8. Spring Security Integration

Spring Session provides integration with Spring Security.

8.1 Spring Security Remember-Me Support

Spring Session provides integration with Spring Security’s Remember-Me Authentication . The support will:

  • Change the session expiration length
  • Ensure the session cookie expires at Integer.MAX_VALUE. The cookie expiration is set to the largest possible value because the cookie is only set when the session is created. If it were set to the same value as the session expiration, then the session would get renewed when the user used it but the cookie expiration would not be updated causing the expiration to be fixed.

To configure Spring Session with Spring Security in Java Configuration use the following as a guide:

@Override
protected void configure(HttpSecurity http) throws Exception {
	http
		// ... additional configuration ...
		.rememberMe()
			.rememberMeServices(rememberMeServices());
}

@Bean
public SpringSessionRememberMeServices rememberMeServices() {
	SpringSessionRememberMeServices rememberMeServices =
			new SpringSessionRememberMeServices();
	// optionally customize
	rememberMeServices.setAlwaysRemember(true);
	return rememberMeServices;
}

An XML based configuration would look something like this:

<security:http>
	<!-- ... -->
	<security:form-login />
	<security:remember-me services-ref="rememberMeServices"/>
</security:http>

<bean id="rememberMeServices"
	class="org.springframework.session.security.web.authentication.SpringSessionRememberMeServices"
	p:alwaysRemember="true"/>

8.2 Spring Security Concurrent Session Control

Spring Session provides integration with Spring Security to support its concurrent session control.
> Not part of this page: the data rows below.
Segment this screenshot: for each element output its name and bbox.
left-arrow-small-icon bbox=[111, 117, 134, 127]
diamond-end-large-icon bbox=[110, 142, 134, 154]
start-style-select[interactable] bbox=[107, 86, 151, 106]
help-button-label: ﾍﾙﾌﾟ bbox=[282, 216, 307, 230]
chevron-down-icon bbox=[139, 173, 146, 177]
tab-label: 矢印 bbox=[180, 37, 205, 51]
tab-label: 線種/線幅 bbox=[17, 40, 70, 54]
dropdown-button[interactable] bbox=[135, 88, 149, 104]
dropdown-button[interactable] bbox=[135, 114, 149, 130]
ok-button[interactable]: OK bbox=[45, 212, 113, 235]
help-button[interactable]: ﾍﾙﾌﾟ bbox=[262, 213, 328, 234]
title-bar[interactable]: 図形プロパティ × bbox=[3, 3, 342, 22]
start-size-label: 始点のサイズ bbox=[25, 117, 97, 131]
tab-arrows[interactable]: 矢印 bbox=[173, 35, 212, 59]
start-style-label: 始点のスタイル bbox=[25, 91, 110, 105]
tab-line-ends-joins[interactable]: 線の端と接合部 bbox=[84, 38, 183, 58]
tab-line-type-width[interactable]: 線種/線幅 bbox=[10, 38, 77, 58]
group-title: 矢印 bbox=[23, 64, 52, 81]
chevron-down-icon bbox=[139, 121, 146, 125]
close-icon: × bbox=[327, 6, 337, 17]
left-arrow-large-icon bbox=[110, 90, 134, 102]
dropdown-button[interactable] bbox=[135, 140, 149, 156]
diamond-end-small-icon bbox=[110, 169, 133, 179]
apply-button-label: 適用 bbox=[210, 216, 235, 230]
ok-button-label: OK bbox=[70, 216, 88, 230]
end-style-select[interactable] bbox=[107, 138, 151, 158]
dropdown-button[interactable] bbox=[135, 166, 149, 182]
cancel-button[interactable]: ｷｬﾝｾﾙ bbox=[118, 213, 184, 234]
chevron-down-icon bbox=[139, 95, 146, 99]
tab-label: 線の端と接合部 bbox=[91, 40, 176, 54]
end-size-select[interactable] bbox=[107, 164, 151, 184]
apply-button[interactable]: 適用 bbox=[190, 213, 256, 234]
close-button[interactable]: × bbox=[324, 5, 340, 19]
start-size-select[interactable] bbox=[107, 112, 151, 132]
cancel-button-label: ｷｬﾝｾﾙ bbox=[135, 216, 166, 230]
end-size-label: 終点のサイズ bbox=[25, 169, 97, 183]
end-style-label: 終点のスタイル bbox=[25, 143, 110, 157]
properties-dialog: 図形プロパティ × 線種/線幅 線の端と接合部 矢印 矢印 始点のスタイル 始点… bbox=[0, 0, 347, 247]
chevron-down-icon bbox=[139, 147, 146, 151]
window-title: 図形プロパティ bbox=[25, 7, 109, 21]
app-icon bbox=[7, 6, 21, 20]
This allows limiting the number of active sessions that a single user can have concurrently, but unlike the default Spring Security support this will also work in a clustered environment. This is done by providing a custom implementation of Spring Security’s SessionRegistry interface.

When using Spring Security’s Java config DSL, you can configure the custom SessionRegistry through the SessionManagementConfigurer like this:

@Configuration
public class SecurityConfiguration extends WebSecurityConfigurerAdapter {

	@Autowired
	private FindByIndexNameSessionRepository<Session> sessionRepository;

	@Override
	protected void configure(HttpSecurity http) throws Exception {
		// @formatter:off
		http
			// other config goes here...
			.sessionManagement()
				.maximumSessions(2)
				.sessionRegistry(sessionRegistry());
		// @formatter:on
	}

	@Bean
	SpringSessionBackedSessionRegistry sessionRegistry() {
		return new SpringSessionBackedSessionRegistry<>(this.sessionRepository);
	}
}

This assumes that you’ve also configured Spring Session to provide a FindByIndexNameSessionRepository that returns Session instances.

When using XML configuration, it would look something like this:

<security:http>
	<!-- other config goes here... -->
	<security:session-management>
		<security:concurrency-control max-sessions="2" session-registry-ref="sessionRegistry"/>
	</security:session-management>
</security:http>

<bean id="sessionRegistry"
	  class="org.springframework.session.security.SpringSessionBackedSessionRegistry">
	<constructor-arg ref="sessionRepository"/>
</bean>

This assumes that your Spring Session SessionRegistry bean is called sessionRegistry, which is the name used by all SpringHttpSessionConfiguration subclasses.

8.3 Limitations

Spring Session’s implementation of Spring Security’s SessionRegistry interface does not support the getAllPrincipals method, as this information cannot be retrieved using Spring Session. This method is never called by Spring Security, so this only affects applications that access the SessionRegistry themselves.